III
And yet, a few moments later, when Mrs. Maldon faintly murmured, "Some one at the front door," Rachel grew at once uneasy, and the new life seemed an illusion—either too fine to be true or too leaden to be desired; and she was swaying amid uncertainties. Perhaps Louis was at the front door. He had not yet called; but surely he was bound to call some time during the day! Of the dozen different Rachels in Rachel, one adventurously hoped that he would come, and another feared that he would come; one ruled him sharply out of the catalogue of right-minded persons, and another was ready passionately to defend him.
"I think not," said Rachel.
"Yes, dear; I heard some one," Mrs. Maldon insisted.
Mrs. Maldon, long practised in reconstructing the life of the street from trifling hints of sound heard in bed, was not mistaken. Rachel, opening the door of the bedroom, caught the last tinkling of the front-door bell below. On the other side of the front door somebody was standing—Louis Fores, or another!
"It may be the doctor," she said brightly, as she left the bedroom. The coward in her wanted it to be the doctor. But, descending the stairs, she could see plainly through the glass that Louis himself was at the front door. The Rachel that feared was instantly uppermost in her. She was conscious of dread. From the breathless sinking within her bosom the stairs might have been the deck of a steamer pitching in a heavy sea.
She thought—
"Here is the Louis to whom I am indifferent. There is nothing between us, really. But shall I have strength to open the door to him?"
She opened the door, with the feeling that the act was tremendous and irrevocable.
The street, in the Sabbatic sunshine, was as calm as at midnight. Louis Fores, stiff and constrained, stood strangely against the background of it. The unusualness of his demeanour, which was plain to the merest glance, increased Rachel's agitation. It appeared to Rachel that the two of them faced each other like wary enemies. She tried to examine his face in the light of Mrs. Maldon's warning, as though it were the face of a stranger; but without much success.
"Is auntie well enough for me to see her?" asked Louis, without greeting or preliminary of any sort. His voice was imperfectly under control.
Rachel replied curtly—
"I dare say she is."
To herself she said—
"Of course if he's going to sulk about last night—well, he must sulk. Really and truly he got much less than he deserved. He had no business at all to have suggested me going to the cinematograph with him. The longer he sulks the better I shall be pleased."
And in fact she was relieved at his sullenness. She tossed her proud head, but with primness. And she fervently credited to the full Mrs. Maldon's solemn insinuations against the disturber.
Louis hesitated a second, then stepped in. Rachel marched processionally upstairs, and with the detachment of a footman announced to Mrs. Maldon that Mr. Fores waited below. "Oh, please bring him up," said Mrs. Maldon, with a mild and casual benevolence that surprised the girl; for Rachel, in the righteous ferocity of her years, vaguely thought that an adverse moral verdict ought to be swiftly followed by something in the nature of annihilation.

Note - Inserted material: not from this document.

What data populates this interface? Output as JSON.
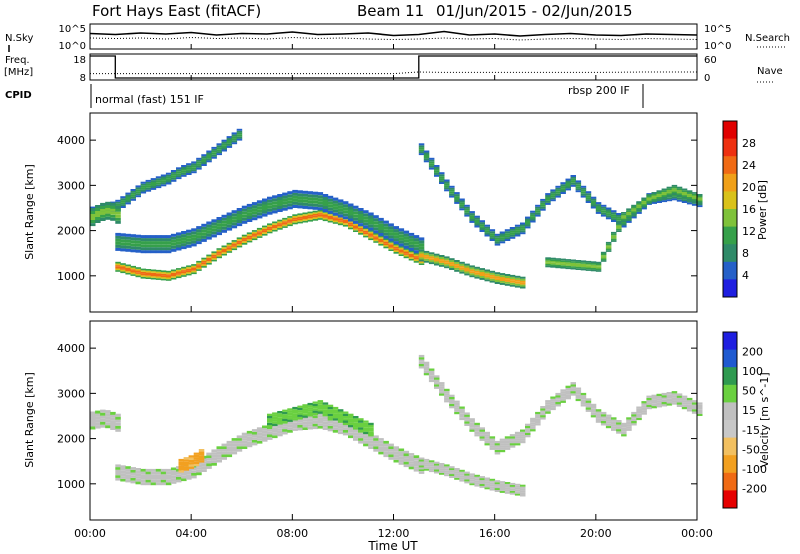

"Will you please come up," she invited Louis, from the head of the stairs, adding privately—"I can be as stiff as you can—and stiffer. How mistaken I was in you!"
She preceded him into the bedroom, and then with ostentatious formality left aunt and nephew together. Nobody should ever say any more that she encouraged the attentions of Louis Fores.
"What is the matter, dear?" Mrs. Maldon inquired from her bed, perceiving the signs of emotion on Louis' face.
"Has Mr. Batchgrew been here yet?" Louis demanded.
"No. Is he coming?"
"Yes, he's just been to my digs. Came in his car. Auntie, do you know that he's accusing me of stealing your money—and—and—all sorts of things! I don't want to hide anything from you. It's true I was with Rachel at the cinematograph last night, but—"
Mrs. Maldon raised her enfeebled, shaking hand.
"Louis!" she entreated. His troubled, ingenuous face seemed to torture her.
"I know it's a shame to bother you, auntie. But what was I to do? He's coming up here. I only want to tell you I've not got your money. I've not stolen it. I'm absolutely innocent—absolutely. And I'll swear it on anything you like." His voice almost broke under the strain of its own earnestness. His plaintive eyes invoked justice and protection. Who could have doubted that he was sincere in this passionate, wistful protestation of innocence?
"Louis!" Mrs. Maldon entreated again, committing herself to naught, taking no side, but finding shelter beneath the enigmatic, appealing repetition of his name. It was the final triumph of age over crude youth. "Louis!"